Ex-Gay Watch has asserted at various times that Exodus’ flagship live-in program, Love In Action, altered its web site, put new limits on its youth program, and redefined itself from a therapeutic effort into a “ministry” in 2005 after Tennessee state regulators became concerned that unlicensed LIA staff were controlling participant/patient access to prescribed medications.
Specifically, XGW has said: “In 2005, according to Soulforce, Love in Action was investigated by the state of Tennessee for operating a mental health facility without a license. LIA then changed its operating procedures to avoid state regulation.”
LIA disputes Ex-Gay Watch’s assertion. We stand by our opinion, but in the interest of fairness, we wish to share with readers LIA’s official statement to us regarding events that transpired in 2005:
This is inaccurate. On the contrary, when Tennessee commenced its investigation we sued the state for discrimination against our ministry and won. Love in Action was fully exonerated of any wrongdoing and Tennessee was held responsible for all legal costs incurred, using $66,000 of Tennessee taxpayers’ money.
Ex-Gay Watch disagrees with the assertion that LIA was exonerated. In our view, the dispute with Tennessee was settled with assignment of legal costs and mutual agreement that LIA was now a “ministry” exempt from mental-health licensure requirements.
It remains our recollection (supported, we believe, by an analysis of archived copies of LIA’s web site) that LIA altered its web site in 2005 to remove some references to therapy and mental health, and to add new emphasis to spiritual and ministerial aspects of LIA’s counseling programs.
Love In Action has generously provided documentation from the state dispute that can be interpreted both ways:
Love In Action complaint against Tennessee regulators (PDF file)
Dismissal and settlement of Love In Action dispute (PDF file)

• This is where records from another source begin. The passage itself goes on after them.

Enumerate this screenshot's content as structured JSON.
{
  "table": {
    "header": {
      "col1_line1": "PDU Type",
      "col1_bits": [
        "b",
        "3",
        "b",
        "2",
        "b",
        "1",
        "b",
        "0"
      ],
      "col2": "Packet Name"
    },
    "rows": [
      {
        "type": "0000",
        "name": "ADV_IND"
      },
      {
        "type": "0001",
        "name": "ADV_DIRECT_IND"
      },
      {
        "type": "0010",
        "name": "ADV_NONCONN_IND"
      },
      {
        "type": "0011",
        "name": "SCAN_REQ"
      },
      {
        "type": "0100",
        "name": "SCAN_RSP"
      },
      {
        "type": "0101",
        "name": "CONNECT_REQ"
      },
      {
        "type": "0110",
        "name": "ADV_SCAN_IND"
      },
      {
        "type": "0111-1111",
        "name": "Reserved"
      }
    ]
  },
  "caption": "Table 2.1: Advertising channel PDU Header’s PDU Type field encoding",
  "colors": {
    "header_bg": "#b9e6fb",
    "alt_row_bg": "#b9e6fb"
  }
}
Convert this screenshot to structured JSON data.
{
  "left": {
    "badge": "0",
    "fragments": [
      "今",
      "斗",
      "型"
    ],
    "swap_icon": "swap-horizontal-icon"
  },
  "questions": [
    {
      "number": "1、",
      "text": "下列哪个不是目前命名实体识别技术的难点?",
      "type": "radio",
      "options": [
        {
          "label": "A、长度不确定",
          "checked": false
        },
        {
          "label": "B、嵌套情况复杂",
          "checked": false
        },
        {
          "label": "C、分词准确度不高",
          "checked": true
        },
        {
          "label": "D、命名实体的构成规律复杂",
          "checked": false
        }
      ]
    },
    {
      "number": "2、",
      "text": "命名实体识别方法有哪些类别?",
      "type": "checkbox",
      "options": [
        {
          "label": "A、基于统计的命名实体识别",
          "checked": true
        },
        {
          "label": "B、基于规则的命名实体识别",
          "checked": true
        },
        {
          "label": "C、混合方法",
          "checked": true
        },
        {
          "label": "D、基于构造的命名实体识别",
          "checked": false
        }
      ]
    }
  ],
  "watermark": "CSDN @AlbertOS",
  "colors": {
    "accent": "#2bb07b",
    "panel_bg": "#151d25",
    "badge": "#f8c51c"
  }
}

In fact, we see no direct conflict between LIA’s claim to have won the better end of the settlement, and XGW’s assertion that LIA changed its public outreach and certain potentially therapeutic aspects of its group-counseling programs in order to bypass regulatory authority and accomplish a settlement.
We leave it to readers to judge for themselves — and to former LIA participants from different years to tell us whether, in a given time period, they were treated as ministry participants or as patients.
Perfect, we need only do a rapid cut-and-paste for this! For the XGW record…
Let’s start at the beginning… (say, July 2005. “TDH” refers to TN Dept of Health)
They were not alone. From a notorious apologist for exgays organisations:
(from conservation at about that time, we understand Throckmorton had reviewed the claims/language etc contained in the LIA website, reviewed “what” was being done with “who” at LIA. Cannot remember if he contacted Smid directly.)
We then look to the details of what was bothering the TDH:
We know full well that LIA did indeed make some dramatic alterations to it’s website at this time, and to the way they operated. But don’t’ trust us — read the words from LIA’s own legal statement:
You’ll observe LIA’s claim about current services and “long-term participants”. This is also important as regards licensing requirements. Current LIA programs extend only for 3 months maximum, but this is a dramatic change from the way they previously operated their live-in services. Past newsletters glowingly mention participants spending much longer times in residence — heck, Peterson Toscano spent 2 years there if you need proof of that!
Under the agreement, LIA also undertook that:
And contrary to LIA’s statement that “we sued the state for discrimination against our ministry and won. Love in Action was fully exonerated of any wrongdoing” …
No finding was made against TDH for “religious discrimination” or such like; a finding that LIA had sought. What TDH agreed was that the current operation of LIA does not fall under it’s control. (well, durh, that’s why LIA altered so much about themself in previous months!)
As regards the settlement, what did LIA actually seek?:
What did they in fact get?: “attorneys fees and expenses”. That’s all, and a fairly routine way to close a case (and avoid ongoing, possibly merely vexatious, litigation expenses). LIA did not receive an award for “damages”, let alone for their “costs and expenses”.
It begs the question:
LIA previously operated outside the legislation, both from their own statements above and from the statements of previous participants. So… if LIA had not scurried around and completely altered both what they were providing and their claims about what they were providing, what would the outcome had been?
My guess, licensure or closure; but it’s crystal clear that they did alter their operations and their claims and thereby avoided either.
I only wish this investigation had been launched many years earlier and forced LIA to clean up their act at that time.
I have no words, only tears and lots of them.
I’m making note of Grantdale’s sources here.
For quotes 1 and 2: Southern Voice and Washington Blade, July 1, 2005
For quote 3: Page 15 of the complaint
Oh crumbs, I didn’t even check if the links were in before posting. That was silly of me.
Thanks Mike!
(I cut and paste from a webpage we started some time ago. I removed all the [#] ref links from the page, but forgot to href them all back again.)